A history of Halesworth, Suffolk, UK, through the ages.


Volume 3


Gothic House and Bedingfield Family

John Bedingfield who acquired Gothic House in the early 1640's was the second son of Thomas Bedingfield of Darsham (1553-1636). His elder brother Thomas, enjoyed a distinguished career at law, becoming a Justice of Common Pleas in 1648. The monument erected in Darsham Church by his widow states that this honour was given by 'King Charles of Blessed Memory'. John, like his brother, went into law and was called to the Bar in 1630, was made High Steward of Southwold 1658-73 and a Justice of Peace in Suffolk 1664-77.

Through his marriage to Joyce Morgan, he had a daughter and eight sons which included Edmund who was to succeed him in the ownership of Gothic House, and Henry, whose career at Law brought him to great heights.

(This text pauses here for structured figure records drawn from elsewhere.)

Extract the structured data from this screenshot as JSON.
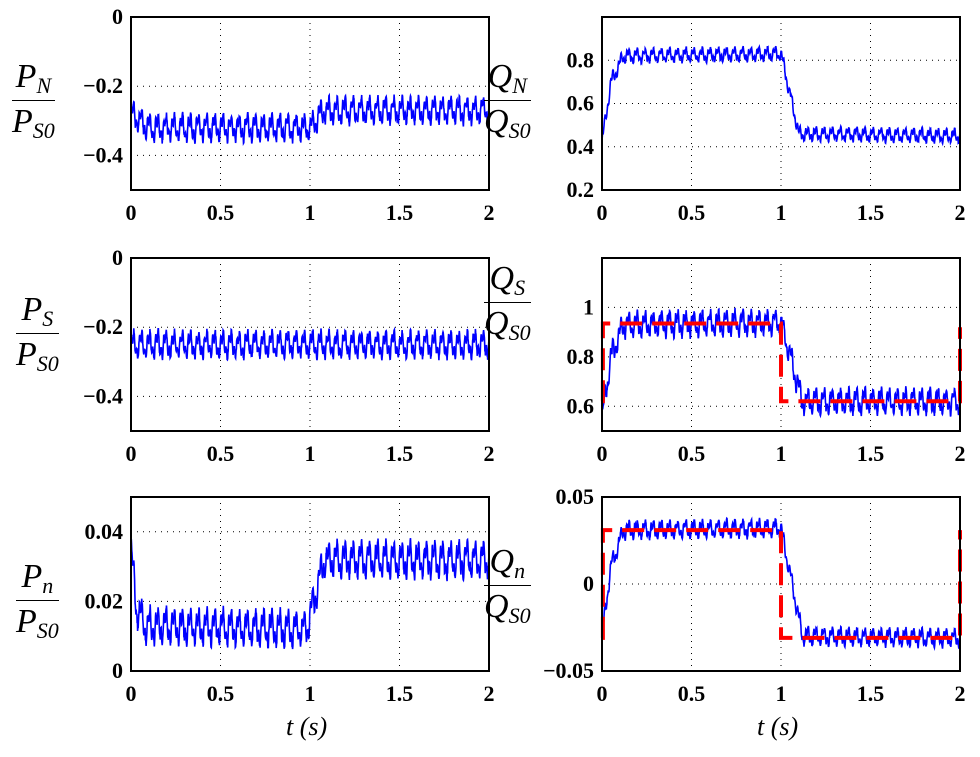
{
  "chart_data": [
    {
      "type": "line",
      "ylabel": {
        "main": "P",
        "sub": "N",
        "den_main": "P",
        "den_sub": "S0"
      },
      "xlim": [
        0,
        2
      ],
      "ylim": [
        -0.5,
        0
      ],
      "xticks": [
        "0",
        "0.5",
        "1",
        "1.5",
        "2"
      ],
      "yticks": [
        "0",
        "−0.2",
        "−0.4"
      ],
      "ytick_values": [
        0,
        -0.2,
        -0.4
      ],
      "grid": true,
      "series": [
        {
          "color": "#0000ff",
          "x": [
            0,
            0.1,
            1.0,
            1.08,
            2
          ],
          "values": [
            -0.28,
            -0.32,
            -0.32,
            -0.27,
            -0.27
          ],
          "oscillation_amplitude": 0.03
        }
      ]
    },
    {
      "type": "line",
      "ylabel": {
        "main": "Q",
        "sub": "N",
        "den_main": "Q",
        "den_sub": "S0"
      },
      "xlim": [
        0,
        2
      ],
      "ylim": [
        0.2,
        1.0
      ],
      "xticks": [
        "0",
        "0.5",
        "1",
        "1.5",
        "2"
      ],
      "yticks": [
        "0.8",
        "0.6",
        "0.4",
        "0.2"
      ],
      "ytick_values": [
        0.8,
        0.6,
        0.4,
        0.2
      ],
      "grid": true,
      "series": [
        {
          "color": "#0000ff",
          "x": [
            0,
            0.05,
            0.12,
            1.0,
            1.1,
            2
          ],
          "values": [
            0.42,
            0.7,
            0.82,
            0.83,
            0.46,
            0.45
          ],
          "oscillation_amplitude": 0.025
        }
      ]
    },
    {
      "type": "line",
      "ylabel": {
        "main": "P",
        "sub": "S",
        "den_main": "P",
        "den_sub": "S0"
      },
      "xlim": [
        0,
        2
      ],
      "ylim": [
        -0.5,
        0
      ],
      "xticks": [
        "0",
        "0.5",
        "1",
        "1.5",
        "2"
      ],
      "yticks": [
        "0",
        "−0.2",
        "−0.4"
      ],
      "ytick_values": [
        0,
        -0.2,
        -0.4
      ],
      "grid": true,
      "series": [
        {
          "color": "#0000ff",
          "x": [
            0,
            2
          ],
          "values": [
            -0.25,
            -0.25
          ],
          "oscillation_amplitude": 0.03
        }
      ]
    },
    {
      "type": "line",
      "ylabel": {
        "main": "Q",
        "sub": "S",
        "den_main": "Q",
        "den_sub": "S0"
      },
      "xlim": [
        0,
        2
      ],
      "ylim": [
        0.5,
        1.2
      ],
      "xticks": [
        "0",
        "0.5",
        "1",
        "1.5",
        "2"
      ],
      "yticks": [
        "1",
        "0.8",
        "0.6"
      ],
      "ytick_values": [
        1,
        0.8,
        0.6
      ],
      "grid": true,
      "series": [
        {
          "color": "#0000ff",
          "x": [
            0,
            0.05,
            0.12,
            1.0,
            1.12,
            2
          ],
          "values": [
            0.55,
            0.8,
            0.93,
            0.94,
            0.62,
            0.62
          ],
          "oscillation_amplitude": 0.04
        },
        {
          "color": "#ff0000",
          "dashed": true,
          "x": [
            0,
            0.005,
            0.005,
            1.0,
            1.0,
            2.0,
            2.0
          ],
          "values": [
            0.62,
            0.62,
            0.935,
            0.935,
            0.62,
            0.62,
            0.92
          ]
        }
      ]
    },
    {
      "type": "line",
      "ylabel": {
        "main": "P",
        "sub": "n",
        "den_main": "P",
        "den_sub": "S0"
      },
      "xlim": [
        0,
        2
      ],
      "ylim": [
        0,
        0.05
      ],
      "xticks": [
        "0",
        "0.5",
        "1",
        "1.5",
        "2"
      ],
      "yticks": [
        "0.04",
        "0.02",
        "0"
      ],
      "ytick_values": [
        0.04,
        0.02,
        0
      ],
      "grid": true,
      "series": [
        {
          "color": "#0000ff",
          "x": [
            0,
            0.03,
            0.08,
            0.98,
            1.08,
            2
          ],
          "values": [
            0.035,
            0.018,
            0.013,
            0.012,
            0.032,
            0.032
          ],
          "oscillation_amplitude": 0.004
        }
      ]
    },
    {
      "type": "line",
      "ylabel": {
        "main": "Q",
        "sub": "n",
        "den_main": "Q",
        "den_sub": "S0"
      },
      "xlim": [
        0,
        2
      ],
      "ylim": [
        -0.05,
        0.05
      ],
      "xticks": [
        "0",
        "0.5",
        "1",
        "1.5",
        "2"
      ],
      "yticks": [
        "0.05",
        "0",
        "−0.05"
      ],
      "ytick_values": [
        0.05,
        0,
        -0.05
      ],
      "grid": true,
      "series": [
        {
          "color": "#0000ff",
          "x": [
            0,
            0.05,
            0.12,
            1.0,
            1.12,
            2
          ],
          "values": [
            -0.03,
            0.01,
            0.031,
            0.032,
            -0.03,
            -0.031
          ],
          "oscillation_amplitude": 0.004
        },
        {
          "color": "#ff0000",
          "dashed": true,
          "x": [
            0,
            0.005,
            0.005,
            1.0,
            1.0,
            2.0,
            2.0
          ],
          "values": [
            -0.031,
            -0.031,
            0.031,
            0.031,
            -0.031,
            -0.031,
            0.031
          ]
        }
      ]
    }
  ],
  "xlabel": {
    "main": "t",
    "unit": "(s)"
  }
}
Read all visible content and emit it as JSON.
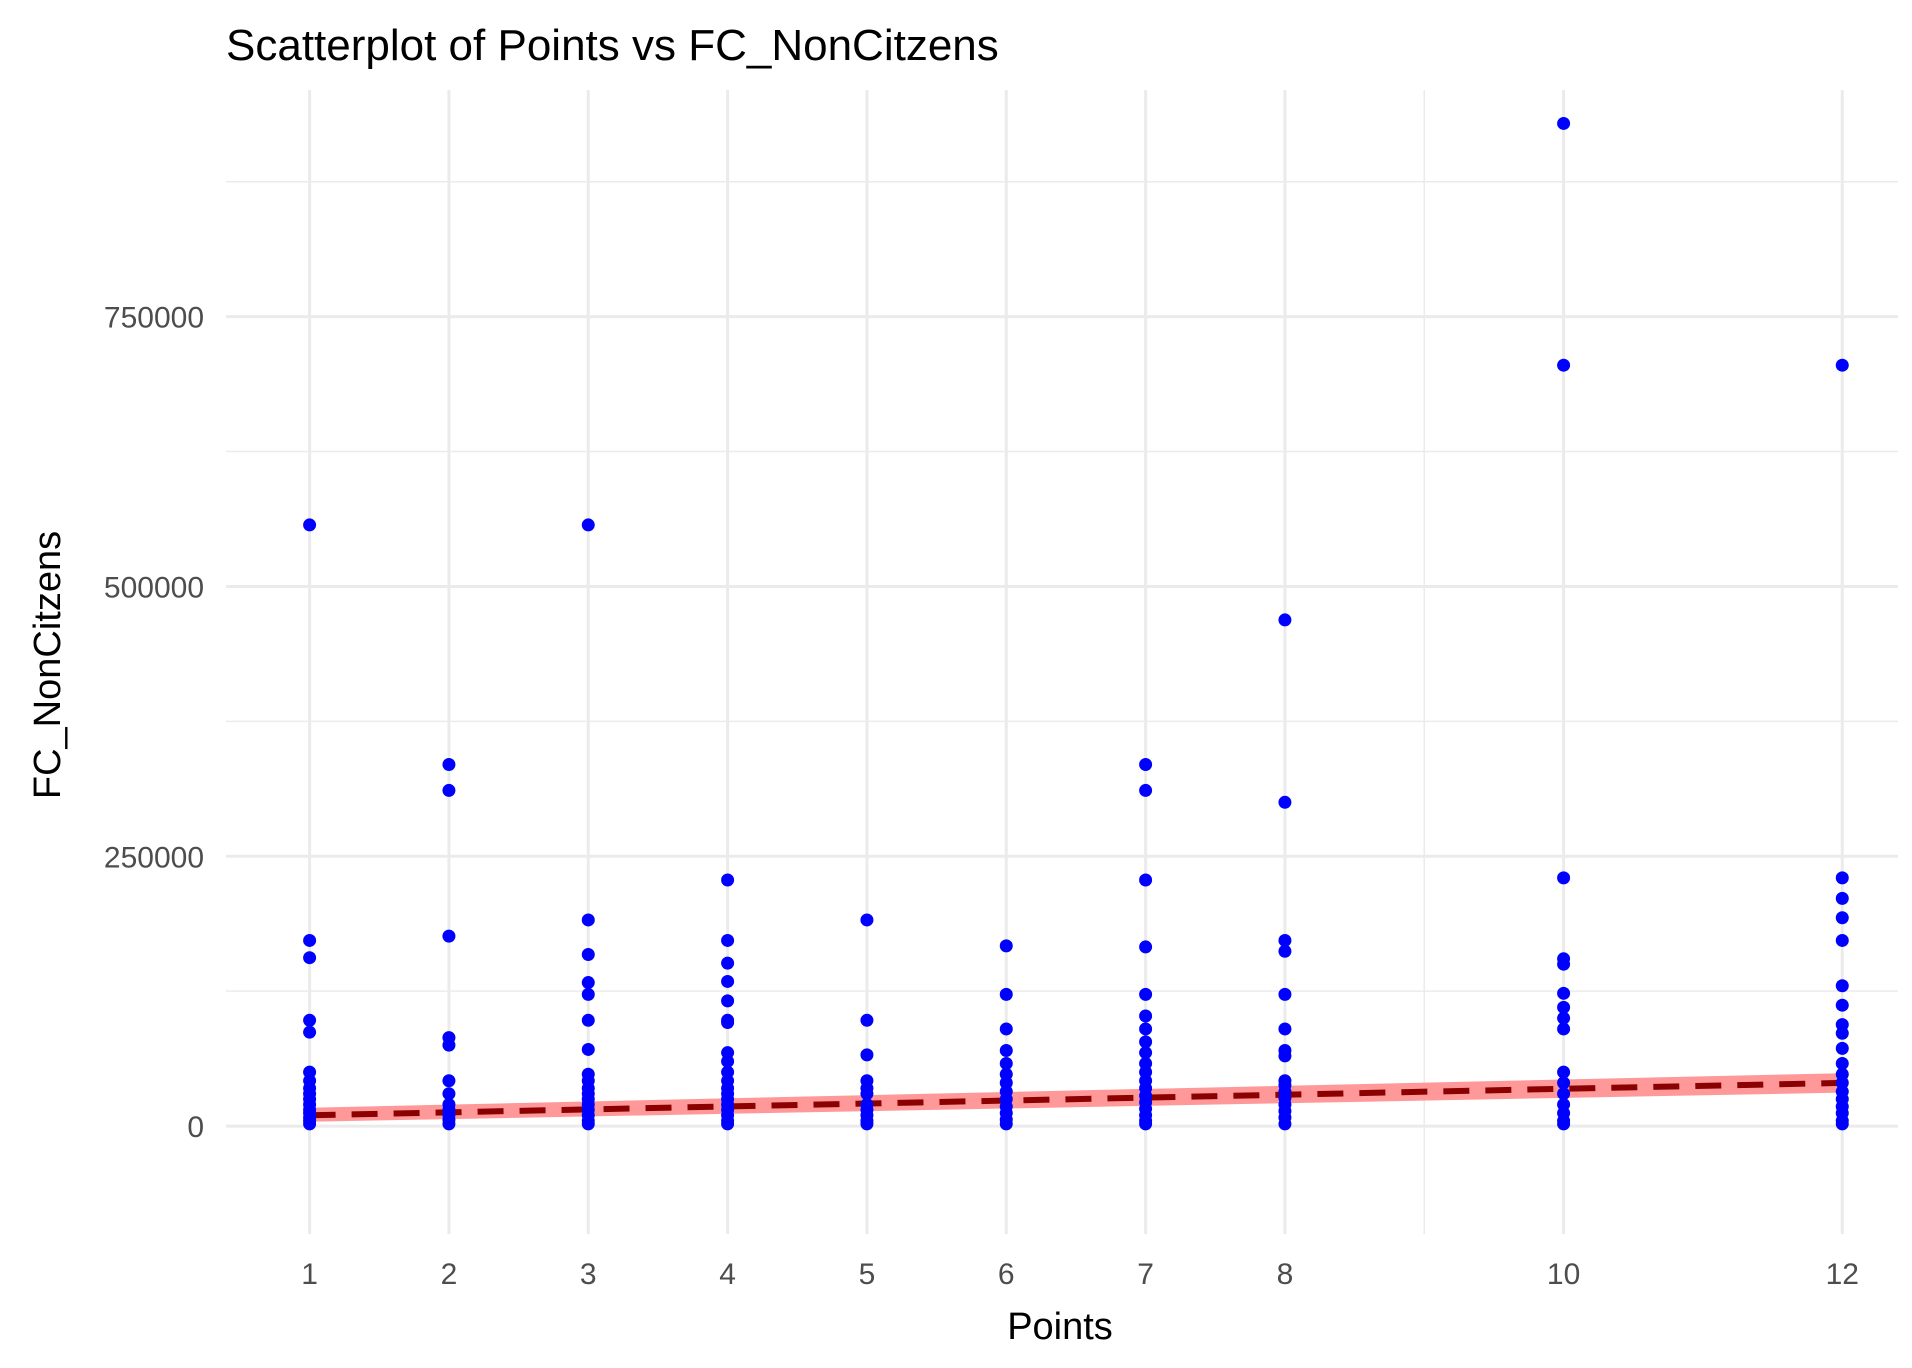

Henry, who was born in 1632 attended Norwich School and went to Caius College as a Norwich Scholar in 1650. He was called to the Bar in 1657 and soon became involved in public service. Henry became a Freeman of Dunwich in 1656, and its Member of Parliament in 1660. He marked time as a Sergeant at Law until being knighted in 1684, when things began to happen to him. He became Sub-Steward of Yarmouth in 1684, High Steward of Southwold in 1685, MP for Aldeburgh in 1685 and Judge of Common Pleas in 1686. Only a short time after he was made Chief Justice of Common Pleas, but died suddenly in 1687 and was buried at Halesworth Church. His marble wall monument was erected by his widow and can still be seen on the North Wall of the Chancel.

Almost as successful was John's younger brother Robert, who was born in 1637. He was set up in trade in the City of London, became a Councillor in 1697, then an Alderman and soon Master of the Merchant Taylors in 1697-8, he was then knighted in 1697 and became Lord Mayor of London in 1707.

John Bedingfield was responsible for some considerable modernisation of Gothic House which by then was a century old. First he created a new front entrance adding the eye-catching porch to shelter the front door. Next came a grand new staircase which rises three flights within the house, and then he remodelled the earlier 'Bunting' wing adding a cellar and raising the roof. What has been lost is the panelling and carved fireplace with which he re-fitted the parlour. They were carefully described by Alfred Suckling in his 'History and Antiquities of the County of Suffolk' (1847) but have largely disappeared and not been traced.

The Bedingfield Family owned Gothic House for almost seventy years, with another Thomas Bedingfield selling the property to William Maggs of Yoxford in 1705. The house went through several hands until John Dresser became the owner in 1782-83. He was a successful land agent working as agent to Sir John Rous of Henham, becoming High Sheriff of Suffolk in 1809. During his period of ownership, he created a new imposing entrance hall, fitted sash windows at the front, extended the Buntings wing, built a larger extension on the Baxter wing as a schoolroom, and opened up a second doorway further along the ground floor frontage which is now the entrance to Dairy Farm.